Neural networks for singing voice processing in polyphonic music signals

  1. Chandna, Pritish
unter der Leitung von:
  1. Emilia Gómez Gutiérrez Doktorvater/Doktormutter

Universität der Verteidigung: Universitat Pompeu Fabra

Fecha de defensa: 23 von September von 2021

Gericht:
  1. Antoine Liutkus Präsident/in
  2. Marius Miron Sekretär/in
  3. Estefanía Cano López Vocal

Art: Dissertation

Teseo: 683675 DIALNET

Zusammenfassung

This thesis dissertation focuses on singing voice extraction from polyphonic musical signals. In particular, we focus on two cases; contemporary popular music, which typically has a processed singing voice with instrumental accompaniment and ensemble choral singing, which involves multiple singers singing in harmony and unison. Over the last decade, several deep learning based models have been proposed to separate the singing voice from instrumental accompaniment in a musical mixture. Most of these models assume that the musical mixture is a linear sum of the individual sources and estimate time-frequency masks to filter out the sources from the input mixture.
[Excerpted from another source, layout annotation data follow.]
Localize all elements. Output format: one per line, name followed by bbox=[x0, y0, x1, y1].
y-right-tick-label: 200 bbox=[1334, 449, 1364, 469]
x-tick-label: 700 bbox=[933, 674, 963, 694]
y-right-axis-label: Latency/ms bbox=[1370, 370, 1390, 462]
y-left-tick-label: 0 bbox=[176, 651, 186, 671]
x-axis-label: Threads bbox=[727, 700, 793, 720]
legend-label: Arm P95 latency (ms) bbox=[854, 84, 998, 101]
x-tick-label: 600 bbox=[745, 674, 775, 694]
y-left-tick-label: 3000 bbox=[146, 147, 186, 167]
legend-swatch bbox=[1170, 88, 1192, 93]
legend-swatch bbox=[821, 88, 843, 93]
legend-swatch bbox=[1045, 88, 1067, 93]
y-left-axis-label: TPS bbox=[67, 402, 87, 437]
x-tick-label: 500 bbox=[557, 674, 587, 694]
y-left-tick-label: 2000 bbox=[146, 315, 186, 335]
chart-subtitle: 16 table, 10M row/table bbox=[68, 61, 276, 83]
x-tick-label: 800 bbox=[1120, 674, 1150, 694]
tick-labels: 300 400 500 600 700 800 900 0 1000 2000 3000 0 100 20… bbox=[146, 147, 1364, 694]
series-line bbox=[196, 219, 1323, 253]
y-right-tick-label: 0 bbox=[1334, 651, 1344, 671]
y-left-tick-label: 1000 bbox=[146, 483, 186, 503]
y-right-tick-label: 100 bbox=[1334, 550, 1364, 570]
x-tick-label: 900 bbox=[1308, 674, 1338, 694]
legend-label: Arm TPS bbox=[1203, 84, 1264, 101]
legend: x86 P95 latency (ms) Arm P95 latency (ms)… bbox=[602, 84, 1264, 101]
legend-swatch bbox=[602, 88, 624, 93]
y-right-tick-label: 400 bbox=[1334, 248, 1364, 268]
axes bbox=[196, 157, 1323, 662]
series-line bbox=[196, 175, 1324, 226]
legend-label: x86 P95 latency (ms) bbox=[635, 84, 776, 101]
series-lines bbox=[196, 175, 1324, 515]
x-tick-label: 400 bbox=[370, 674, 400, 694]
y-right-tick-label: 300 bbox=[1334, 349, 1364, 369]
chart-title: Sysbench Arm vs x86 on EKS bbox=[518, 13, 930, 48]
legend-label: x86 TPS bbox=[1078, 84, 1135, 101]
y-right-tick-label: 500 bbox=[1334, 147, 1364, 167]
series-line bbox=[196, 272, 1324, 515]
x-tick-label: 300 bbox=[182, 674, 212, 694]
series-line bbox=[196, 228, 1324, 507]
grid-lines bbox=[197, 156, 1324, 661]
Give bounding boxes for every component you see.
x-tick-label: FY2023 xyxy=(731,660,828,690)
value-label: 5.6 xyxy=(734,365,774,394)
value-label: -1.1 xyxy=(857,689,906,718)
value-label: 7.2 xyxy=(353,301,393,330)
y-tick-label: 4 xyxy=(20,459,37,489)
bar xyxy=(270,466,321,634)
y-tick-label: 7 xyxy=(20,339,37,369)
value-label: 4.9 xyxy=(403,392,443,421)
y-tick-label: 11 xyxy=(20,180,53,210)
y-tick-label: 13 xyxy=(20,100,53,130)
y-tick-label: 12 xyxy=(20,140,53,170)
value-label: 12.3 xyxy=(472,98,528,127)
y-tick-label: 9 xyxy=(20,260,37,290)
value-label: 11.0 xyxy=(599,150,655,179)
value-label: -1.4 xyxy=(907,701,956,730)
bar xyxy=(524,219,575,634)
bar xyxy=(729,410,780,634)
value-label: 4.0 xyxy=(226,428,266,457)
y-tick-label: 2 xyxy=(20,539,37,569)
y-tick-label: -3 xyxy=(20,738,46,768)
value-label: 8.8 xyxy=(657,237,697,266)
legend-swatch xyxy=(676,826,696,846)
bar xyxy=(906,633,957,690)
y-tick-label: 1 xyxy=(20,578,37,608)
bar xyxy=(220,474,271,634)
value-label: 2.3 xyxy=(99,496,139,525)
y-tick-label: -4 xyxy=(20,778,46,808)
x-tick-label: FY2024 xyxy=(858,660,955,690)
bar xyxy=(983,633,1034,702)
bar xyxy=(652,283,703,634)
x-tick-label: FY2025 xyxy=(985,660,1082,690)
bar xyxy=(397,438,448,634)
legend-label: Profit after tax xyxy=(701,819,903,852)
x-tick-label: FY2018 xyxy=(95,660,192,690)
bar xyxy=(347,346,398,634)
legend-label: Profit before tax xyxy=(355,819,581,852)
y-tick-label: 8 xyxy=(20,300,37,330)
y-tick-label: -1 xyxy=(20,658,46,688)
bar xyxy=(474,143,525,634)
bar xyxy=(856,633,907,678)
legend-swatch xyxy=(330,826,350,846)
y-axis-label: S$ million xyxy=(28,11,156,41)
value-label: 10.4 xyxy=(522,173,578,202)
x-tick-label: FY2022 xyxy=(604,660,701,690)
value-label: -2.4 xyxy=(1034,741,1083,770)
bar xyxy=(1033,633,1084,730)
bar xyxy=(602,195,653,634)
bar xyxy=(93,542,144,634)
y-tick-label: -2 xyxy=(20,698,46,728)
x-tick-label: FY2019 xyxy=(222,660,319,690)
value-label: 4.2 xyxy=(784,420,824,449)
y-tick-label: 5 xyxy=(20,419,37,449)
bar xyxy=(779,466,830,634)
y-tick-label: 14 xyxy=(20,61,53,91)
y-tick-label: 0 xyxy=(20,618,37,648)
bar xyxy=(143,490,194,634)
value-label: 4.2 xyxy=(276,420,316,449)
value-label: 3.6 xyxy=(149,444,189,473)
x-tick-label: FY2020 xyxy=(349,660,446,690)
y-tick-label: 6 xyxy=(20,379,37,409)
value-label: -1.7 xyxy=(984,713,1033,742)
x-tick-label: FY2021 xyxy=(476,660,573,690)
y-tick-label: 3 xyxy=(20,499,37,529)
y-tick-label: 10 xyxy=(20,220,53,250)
While this assumption doesn't always hold, deep learning based models have shown remarkable capacity to model the separate sources in a mixture. In this thesis, we propose an alternative method for singing voice extraction. This methodology assumes that the perceived linguistic and melodic content of a singing voice signal is retained even when it is put through a non-linear mixing process. To this end, we explore language independent representations of linguistic content in a voice signal as well as generative methodologies for voice synthesis. Using these, we propose the framework for a methodology to synthesize a clean singing voice signal from the underlying linguistic and melodic content of a processed voice signal in a musical mixture. In addition, we adapt and evaluate state-of-the-art source separation methodologies to separate the soprano, alto, tenor and bass parts of choral recordings. We also use the proposed methodology for extraction via synthesis along with other deep learning based models to analyze unison singing within choral recordings.